You have a creative call with the choreographer. And for something like “Side to Side,” it was a completely different approach than we would normally have it, because it was on spin bikes. We were working with Brian and Scott [Nicholson], the twins, Ari’s main choreographers, and we were like, “Alright, we gotta make this spin bike thing fire. It has to be this iconic moment on spin bikes.” And it’s hard to set out to do something like, “oooh, let’s be iconic,” but sometimes, there’s just a feeling when something’s going to land in pop culture, and I just had a feeling that this was going to. That bassline on the song, and Ari and Nicki -- it was a huge track, and then this spin bike thing, I had never seen in a video. It was just one of those moments where I was like, “Holy shit.”
And so I talked to Brian and Scott, and the first time I had seen them put it together, it was really cool, but there wasn’t enough of in-sync movement on the bikes. So I brought in a friend of mine who is a spin instructor, I sent her what I was looking for, and she did a mock routine on a spin bike. She did these elbow things and dips, and kind of reiterated that the feet have to be all in-sync, “one-two, one-two.” It was one conversation with her, and then a video that I had taken of her routine that I showed to the guys, and that was what guided us in a way that felt like, “Alright, if we do it like this, this’ll be really effective when they’re all together. Having them all go up and down, and their feet have to be in-sync.” It sounds really simple, like, “ooh yeah, be in-sync, duh” -- but on a spin bike, getting everybody set up and having that timing, how everybody looks on a spin bike, is obviously way different than dancing on their feet.
So we had to bring in the spin bikes to their rehearsal, I think they had a couple days’ rehearsal with it because it was so foreign. And we even had to go over the formation of the spin bikes, how it would feel in this dynamic, because we were doing crane shots and we wanted to make sure that it was good from all angles -- from above it, swooping through it, everyone’s in-sync in every shot while also being really dynamic.
A lot of it really is trial-and-error. I shoot the rehearsal on my iPhone and study it, so that I can show the DP and the DP can be like, “Oh cool, we should definitely get profile angles, I’ll make sure I can set up something over there.” But then, when it comes down to the shoot day, the crane operator has never seen the choreography, never heard the song, and you’re just having to re-teach everything that you and this DP have honed in on, and it’s now all going to this person’s hands to make sure they can shoot it right. You kind of just have to rapid-fire shoot the video, and know what specific angles you need. Sorry if this sounds boring!
No, not at all! It’s nice to hear a director open up about the actual process, because I think for a lot of people music videos are still very mystifying. Nowadays they just kind of appear on the Internet, or at least that’s what it seems like.

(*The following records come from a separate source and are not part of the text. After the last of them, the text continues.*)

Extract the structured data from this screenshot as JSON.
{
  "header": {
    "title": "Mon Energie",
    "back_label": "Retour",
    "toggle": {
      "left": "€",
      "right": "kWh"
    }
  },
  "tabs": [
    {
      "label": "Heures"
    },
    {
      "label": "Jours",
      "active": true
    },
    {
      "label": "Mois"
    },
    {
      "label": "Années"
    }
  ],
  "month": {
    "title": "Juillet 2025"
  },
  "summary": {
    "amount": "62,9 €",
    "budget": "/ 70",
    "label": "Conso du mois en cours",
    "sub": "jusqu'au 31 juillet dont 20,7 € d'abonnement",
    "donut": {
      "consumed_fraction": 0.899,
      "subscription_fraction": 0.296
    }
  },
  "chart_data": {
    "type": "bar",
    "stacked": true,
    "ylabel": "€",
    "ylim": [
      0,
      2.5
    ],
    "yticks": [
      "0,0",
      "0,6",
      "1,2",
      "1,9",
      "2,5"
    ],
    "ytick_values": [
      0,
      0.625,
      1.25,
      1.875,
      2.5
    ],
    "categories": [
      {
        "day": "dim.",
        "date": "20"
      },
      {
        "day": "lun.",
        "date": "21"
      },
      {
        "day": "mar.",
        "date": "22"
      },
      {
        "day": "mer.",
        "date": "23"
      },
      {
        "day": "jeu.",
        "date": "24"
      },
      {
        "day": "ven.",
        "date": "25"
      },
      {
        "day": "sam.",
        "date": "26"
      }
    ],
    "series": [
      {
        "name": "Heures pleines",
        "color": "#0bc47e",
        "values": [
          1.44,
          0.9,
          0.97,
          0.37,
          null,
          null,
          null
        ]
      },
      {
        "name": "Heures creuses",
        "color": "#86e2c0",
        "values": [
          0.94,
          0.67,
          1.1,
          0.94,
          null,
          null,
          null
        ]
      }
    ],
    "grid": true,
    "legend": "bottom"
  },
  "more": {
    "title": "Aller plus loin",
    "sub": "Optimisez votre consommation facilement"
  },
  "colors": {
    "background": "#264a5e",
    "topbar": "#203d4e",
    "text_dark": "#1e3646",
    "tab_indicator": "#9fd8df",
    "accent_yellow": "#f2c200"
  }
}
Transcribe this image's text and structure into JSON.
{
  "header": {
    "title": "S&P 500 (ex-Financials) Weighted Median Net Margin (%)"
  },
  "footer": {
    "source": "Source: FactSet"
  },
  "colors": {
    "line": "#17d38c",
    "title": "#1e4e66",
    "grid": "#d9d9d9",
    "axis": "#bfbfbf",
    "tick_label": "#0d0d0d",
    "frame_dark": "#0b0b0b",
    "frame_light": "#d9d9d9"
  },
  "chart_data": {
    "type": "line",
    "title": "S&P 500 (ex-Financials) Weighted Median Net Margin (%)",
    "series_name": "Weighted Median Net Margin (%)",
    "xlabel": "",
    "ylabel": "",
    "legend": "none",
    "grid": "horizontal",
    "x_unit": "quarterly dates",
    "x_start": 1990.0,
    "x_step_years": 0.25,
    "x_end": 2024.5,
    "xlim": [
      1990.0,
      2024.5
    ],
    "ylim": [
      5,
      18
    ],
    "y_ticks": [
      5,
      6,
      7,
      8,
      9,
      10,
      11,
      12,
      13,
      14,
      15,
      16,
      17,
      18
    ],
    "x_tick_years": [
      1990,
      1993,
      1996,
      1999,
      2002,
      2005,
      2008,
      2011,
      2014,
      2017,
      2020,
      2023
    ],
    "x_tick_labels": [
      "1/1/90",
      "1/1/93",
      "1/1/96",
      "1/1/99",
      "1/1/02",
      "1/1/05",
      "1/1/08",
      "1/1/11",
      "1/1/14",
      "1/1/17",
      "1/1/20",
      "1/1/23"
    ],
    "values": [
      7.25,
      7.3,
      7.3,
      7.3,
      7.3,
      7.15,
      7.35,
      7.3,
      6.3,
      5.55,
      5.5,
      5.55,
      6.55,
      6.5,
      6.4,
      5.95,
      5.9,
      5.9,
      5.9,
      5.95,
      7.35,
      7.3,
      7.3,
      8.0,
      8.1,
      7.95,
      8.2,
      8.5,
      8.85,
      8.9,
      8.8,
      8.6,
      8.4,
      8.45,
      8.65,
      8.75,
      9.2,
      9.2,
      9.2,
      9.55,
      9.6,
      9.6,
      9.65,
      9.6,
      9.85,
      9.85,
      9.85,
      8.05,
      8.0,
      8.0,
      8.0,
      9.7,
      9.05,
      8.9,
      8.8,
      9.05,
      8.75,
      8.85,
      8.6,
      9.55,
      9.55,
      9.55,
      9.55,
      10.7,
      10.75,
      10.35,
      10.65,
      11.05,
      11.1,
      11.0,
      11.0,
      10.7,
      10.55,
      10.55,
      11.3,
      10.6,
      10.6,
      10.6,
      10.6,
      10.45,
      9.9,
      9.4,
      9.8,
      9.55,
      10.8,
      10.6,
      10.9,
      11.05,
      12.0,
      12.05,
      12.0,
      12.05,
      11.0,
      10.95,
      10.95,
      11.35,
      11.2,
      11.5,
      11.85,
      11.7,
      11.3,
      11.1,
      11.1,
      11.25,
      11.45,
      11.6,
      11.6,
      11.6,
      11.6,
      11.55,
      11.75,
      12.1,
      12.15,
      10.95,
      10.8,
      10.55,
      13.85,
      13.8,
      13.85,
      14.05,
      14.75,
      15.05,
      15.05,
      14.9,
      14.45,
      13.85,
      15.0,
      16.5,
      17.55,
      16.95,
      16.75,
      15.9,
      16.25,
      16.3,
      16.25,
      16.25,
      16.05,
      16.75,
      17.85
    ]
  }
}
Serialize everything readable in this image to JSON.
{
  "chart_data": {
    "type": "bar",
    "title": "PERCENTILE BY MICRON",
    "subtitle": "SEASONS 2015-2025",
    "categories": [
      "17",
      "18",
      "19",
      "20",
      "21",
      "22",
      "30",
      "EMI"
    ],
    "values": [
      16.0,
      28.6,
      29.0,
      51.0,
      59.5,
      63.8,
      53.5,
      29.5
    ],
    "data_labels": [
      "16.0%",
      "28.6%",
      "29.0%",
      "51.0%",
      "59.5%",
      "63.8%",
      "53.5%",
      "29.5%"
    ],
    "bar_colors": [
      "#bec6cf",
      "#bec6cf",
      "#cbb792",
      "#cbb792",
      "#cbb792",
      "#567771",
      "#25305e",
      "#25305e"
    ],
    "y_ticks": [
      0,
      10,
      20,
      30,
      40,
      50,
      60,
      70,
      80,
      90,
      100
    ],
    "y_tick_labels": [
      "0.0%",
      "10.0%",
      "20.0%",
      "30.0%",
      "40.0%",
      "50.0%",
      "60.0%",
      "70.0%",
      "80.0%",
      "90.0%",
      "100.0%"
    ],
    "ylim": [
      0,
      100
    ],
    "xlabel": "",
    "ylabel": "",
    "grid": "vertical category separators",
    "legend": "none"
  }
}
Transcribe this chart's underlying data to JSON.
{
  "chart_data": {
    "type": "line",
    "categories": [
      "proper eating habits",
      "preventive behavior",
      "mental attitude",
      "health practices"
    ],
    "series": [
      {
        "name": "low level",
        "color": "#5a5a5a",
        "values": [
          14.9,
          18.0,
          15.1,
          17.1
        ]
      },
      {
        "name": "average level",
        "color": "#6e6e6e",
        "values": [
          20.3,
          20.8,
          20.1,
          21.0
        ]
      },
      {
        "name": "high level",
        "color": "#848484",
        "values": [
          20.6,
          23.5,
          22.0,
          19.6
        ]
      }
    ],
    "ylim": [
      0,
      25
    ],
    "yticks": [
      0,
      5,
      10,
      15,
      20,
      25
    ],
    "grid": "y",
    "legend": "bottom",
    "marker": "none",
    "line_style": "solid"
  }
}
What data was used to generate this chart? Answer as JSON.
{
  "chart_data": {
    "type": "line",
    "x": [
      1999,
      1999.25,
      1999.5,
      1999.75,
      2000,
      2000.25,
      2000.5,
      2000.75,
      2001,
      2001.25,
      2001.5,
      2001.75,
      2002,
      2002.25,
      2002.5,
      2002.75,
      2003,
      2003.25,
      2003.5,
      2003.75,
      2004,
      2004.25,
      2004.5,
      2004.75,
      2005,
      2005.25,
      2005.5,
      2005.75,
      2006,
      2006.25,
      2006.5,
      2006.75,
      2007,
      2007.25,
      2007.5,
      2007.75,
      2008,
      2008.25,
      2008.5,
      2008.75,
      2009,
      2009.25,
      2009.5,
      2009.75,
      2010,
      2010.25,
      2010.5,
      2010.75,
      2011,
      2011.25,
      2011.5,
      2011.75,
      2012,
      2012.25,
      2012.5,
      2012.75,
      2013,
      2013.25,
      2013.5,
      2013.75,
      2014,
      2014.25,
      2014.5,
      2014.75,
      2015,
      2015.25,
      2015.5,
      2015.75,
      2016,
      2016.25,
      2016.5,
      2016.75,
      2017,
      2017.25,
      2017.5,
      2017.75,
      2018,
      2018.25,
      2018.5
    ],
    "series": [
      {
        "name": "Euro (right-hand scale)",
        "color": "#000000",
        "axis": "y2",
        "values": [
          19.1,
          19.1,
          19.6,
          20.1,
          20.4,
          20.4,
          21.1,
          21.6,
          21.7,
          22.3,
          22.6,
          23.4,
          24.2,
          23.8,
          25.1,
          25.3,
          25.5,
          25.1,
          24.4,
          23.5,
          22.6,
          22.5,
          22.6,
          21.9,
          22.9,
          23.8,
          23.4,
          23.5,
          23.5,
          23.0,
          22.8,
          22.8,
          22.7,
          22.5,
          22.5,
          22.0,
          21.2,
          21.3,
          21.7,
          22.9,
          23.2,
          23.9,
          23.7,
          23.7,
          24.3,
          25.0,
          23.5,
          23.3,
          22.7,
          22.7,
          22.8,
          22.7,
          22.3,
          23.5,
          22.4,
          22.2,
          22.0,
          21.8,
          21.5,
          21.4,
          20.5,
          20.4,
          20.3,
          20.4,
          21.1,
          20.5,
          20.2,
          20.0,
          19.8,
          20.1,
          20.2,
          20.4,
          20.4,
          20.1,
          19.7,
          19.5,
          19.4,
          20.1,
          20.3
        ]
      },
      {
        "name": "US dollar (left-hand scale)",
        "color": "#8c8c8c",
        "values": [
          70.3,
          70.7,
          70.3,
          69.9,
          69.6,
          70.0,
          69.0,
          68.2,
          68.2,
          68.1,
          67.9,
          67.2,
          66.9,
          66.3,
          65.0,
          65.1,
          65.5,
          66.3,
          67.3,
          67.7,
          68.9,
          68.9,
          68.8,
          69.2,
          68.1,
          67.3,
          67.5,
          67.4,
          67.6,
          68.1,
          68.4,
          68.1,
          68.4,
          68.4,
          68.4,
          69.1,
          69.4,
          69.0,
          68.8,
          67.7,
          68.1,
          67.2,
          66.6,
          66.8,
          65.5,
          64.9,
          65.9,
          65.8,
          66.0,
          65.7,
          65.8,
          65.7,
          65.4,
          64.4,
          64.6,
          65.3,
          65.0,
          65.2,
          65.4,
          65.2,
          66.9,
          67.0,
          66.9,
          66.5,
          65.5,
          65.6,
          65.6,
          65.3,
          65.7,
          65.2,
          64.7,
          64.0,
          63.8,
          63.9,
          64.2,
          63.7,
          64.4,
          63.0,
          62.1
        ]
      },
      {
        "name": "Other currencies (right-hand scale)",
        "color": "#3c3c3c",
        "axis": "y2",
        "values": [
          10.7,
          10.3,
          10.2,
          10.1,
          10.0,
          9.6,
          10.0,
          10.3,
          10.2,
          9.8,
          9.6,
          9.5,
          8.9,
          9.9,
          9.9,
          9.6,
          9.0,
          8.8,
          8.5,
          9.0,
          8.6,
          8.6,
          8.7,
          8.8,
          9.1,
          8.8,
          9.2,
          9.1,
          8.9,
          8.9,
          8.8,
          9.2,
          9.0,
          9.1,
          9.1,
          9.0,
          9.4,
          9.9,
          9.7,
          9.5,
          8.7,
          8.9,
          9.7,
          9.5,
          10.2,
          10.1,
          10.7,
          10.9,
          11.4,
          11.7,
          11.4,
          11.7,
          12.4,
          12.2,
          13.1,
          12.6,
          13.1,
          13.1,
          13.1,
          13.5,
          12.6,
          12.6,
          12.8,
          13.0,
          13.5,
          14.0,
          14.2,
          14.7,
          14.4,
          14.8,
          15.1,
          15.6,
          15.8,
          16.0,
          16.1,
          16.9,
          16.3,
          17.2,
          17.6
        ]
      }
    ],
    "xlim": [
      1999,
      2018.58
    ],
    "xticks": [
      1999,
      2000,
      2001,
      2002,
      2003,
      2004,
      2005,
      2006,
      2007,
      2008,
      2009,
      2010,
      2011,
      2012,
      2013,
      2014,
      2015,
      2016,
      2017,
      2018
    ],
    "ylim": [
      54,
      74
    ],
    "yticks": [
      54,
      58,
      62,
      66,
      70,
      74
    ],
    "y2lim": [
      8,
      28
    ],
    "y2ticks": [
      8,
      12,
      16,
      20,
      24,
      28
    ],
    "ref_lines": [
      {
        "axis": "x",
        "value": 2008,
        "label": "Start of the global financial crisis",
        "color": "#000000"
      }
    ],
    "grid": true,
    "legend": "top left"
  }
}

It’s a lot of back-and-forth and collaboration. Music videos are the Wild West, still. Even though they’ve been happening for twenty-plus years, they’re still a very fast-paced industry. Shit goes wrong, artists can be late, artists can not show up -- there’s a lot of variables that we’re constantly having to dodge, and I feel like it’s so important to make sure you have people on your team that can go with the flow and create things on the fly, change things on the fly, and be flexible and just be a teammate and partner-in-crime. Because it really is, at the end of the day, a team effort, and you’ve really got to make sure that everybody on the team has a common goal of giving it their all and being flexible. Things will happen and change.